9th President of the Board of Commissioners of Washington, D.C.
- In office May 9, 1900 – January 24, 1910
- President: William McKinley Theodore Roosevelt William Taft
- Preceded by: John Brewer Wight
- Succeeded by: Cuno Hugo Rudolph

Personal details
- Born: February 11, 1861 Philadelphia, Pennsylvania
- Died: October 14, 1921 (aged 60) Washington, D.C.
- Party: Republican
- Spouse: Mary Lyon Douglass
- Alma mater: George Washington University
- Profession: Reporter, Politician, Attorney

= Henry Brown Floyd MacFarland =

American politician

Henry Brown Floyd MacFarland (February 11, 1861 – October 14, 1921) was an American politician who served as a member and president of the D.C. Board of Commissioners.

== Early life ==

Born in Philadelphia, Pennsylvania, on February 11, 1861, Henry MacFarland moved to Washington, D.C. in 1867 with his parents Mr and Mrs. Joseph MacFarland. He studied at Rittenhouse Academy and later at Columbian College, now the George Washington University. He studied the law, but was too young to take the bar, so he instead became a newspaper reporter.

He entered the Washington Bureau of the Boston Herald in 1879 and became chief of that office in 1892.

In 1888 he was married to Mary Lyon Douglass.

== Political career ==

In 1900, President William McKinley appointed him District Commissioner and one week later he was elected President, which was the chief executive office – the equivalent of Mayor – at the time. He was the youngest person ever appointed to the Commission. As President of the Commission, he organized the annual Fourth of July celebration, arranged for the remains of Major Pierre L'Enfant to move from an unmarked grave to Arlington National Cemetery and secured positions at the military academies for District residents. During that time he also served on many commissions including the Rock Creek Board of Control, and committees to preserve Francis Scott Key's home and move the date of the inauguration.

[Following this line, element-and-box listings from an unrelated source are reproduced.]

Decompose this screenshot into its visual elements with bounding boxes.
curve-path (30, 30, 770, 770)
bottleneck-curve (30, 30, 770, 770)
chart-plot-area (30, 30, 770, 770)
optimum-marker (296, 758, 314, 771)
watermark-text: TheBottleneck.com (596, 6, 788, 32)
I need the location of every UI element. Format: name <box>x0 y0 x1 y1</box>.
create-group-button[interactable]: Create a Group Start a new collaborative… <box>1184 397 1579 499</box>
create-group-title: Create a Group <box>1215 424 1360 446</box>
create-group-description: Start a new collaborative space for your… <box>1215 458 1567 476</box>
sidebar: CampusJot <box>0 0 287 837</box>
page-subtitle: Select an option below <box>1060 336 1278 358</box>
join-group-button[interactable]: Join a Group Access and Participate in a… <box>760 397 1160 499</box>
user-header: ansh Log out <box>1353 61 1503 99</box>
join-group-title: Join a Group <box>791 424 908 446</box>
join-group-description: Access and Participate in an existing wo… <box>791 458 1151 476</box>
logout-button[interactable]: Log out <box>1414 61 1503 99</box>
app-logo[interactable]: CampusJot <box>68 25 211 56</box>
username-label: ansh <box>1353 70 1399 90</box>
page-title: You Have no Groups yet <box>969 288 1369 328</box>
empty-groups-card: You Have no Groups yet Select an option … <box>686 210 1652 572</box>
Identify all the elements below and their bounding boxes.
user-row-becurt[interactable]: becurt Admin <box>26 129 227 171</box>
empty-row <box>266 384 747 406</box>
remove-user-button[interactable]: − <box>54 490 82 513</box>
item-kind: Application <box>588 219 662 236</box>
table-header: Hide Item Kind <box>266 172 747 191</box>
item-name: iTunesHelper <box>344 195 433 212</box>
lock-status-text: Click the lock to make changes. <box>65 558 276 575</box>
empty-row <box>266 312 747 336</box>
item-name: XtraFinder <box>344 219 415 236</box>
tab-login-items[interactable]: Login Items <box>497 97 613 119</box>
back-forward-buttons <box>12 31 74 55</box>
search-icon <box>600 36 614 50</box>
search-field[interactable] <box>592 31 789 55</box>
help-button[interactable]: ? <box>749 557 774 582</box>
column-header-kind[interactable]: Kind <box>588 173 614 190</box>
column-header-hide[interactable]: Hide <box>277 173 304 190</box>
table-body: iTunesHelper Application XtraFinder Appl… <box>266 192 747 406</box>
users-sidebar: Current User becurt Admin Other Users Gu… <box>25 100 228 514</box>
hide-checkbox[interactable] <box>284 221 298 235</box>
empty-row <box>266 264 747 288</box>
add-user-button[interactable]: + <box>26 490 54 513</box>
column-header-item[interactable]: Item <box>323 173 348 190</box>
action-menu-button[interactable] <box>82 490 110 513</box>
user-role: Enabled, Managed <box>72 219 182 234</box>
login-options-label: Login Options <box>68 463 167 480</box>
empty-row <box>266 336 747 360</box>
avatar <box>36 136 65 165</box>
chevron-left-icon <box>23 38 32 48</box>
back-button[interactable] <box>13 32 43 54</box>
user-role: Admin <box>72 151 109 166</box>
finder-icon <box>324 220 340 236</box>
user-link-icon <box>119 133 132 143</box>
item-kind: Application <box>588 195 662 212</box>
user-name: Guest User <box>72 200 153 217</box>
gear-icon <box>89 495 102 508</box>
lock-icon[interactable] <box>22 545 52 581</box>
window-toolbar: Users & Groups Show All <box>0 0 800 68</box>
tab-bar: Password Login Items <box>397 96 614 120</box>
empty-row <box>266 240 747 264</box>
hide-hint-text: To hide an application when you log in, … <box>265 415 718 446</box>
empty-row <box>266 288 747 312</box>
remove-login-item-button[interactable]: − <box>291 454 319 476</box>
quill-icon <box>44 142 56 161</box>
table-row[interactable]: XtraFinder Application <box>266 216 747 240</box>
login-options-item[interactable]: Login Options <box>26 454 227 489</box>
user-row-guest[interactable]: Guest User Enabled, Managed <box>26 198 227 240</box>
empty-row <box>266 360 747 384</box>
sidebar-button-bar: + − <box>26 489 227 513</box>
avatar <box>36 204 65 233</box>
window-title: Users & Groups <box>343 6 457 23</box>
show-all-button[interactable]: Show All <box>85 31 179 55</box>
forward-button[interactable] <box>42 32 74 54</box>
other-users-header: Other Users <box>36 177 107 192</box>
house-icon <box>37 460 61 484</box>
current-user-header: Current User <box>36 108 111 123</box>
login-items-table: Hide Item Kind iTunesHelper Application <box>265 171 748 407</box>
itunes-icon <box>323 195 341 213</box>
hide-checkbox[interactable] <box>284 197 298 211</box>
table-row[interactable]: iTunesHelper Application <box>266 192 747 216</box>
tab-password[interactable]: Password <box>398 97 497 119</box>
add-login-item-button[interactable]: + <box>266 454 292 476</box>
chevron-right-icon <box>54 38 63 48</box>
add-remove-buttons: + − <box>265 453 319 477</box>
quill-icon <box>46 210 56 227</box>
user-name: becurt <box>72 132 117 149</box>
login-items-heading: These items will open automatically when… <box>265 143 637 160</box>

He resigned from office on November 13, 1909 to pursue a career in the law so as to make more money. He served as president of the National Parks Association, and as a member of the Washington Board of Trade and the Chamber of Commerce. He also became very active in the citizens joint committee for national representation.

== Death and legacy ==

MacFarland died in October 1921 after a six-month illness. DC employees were given the day off and flags were flown at half mast for 10 days. MacFarland Middle School in Washington, D.C. was named in his honor.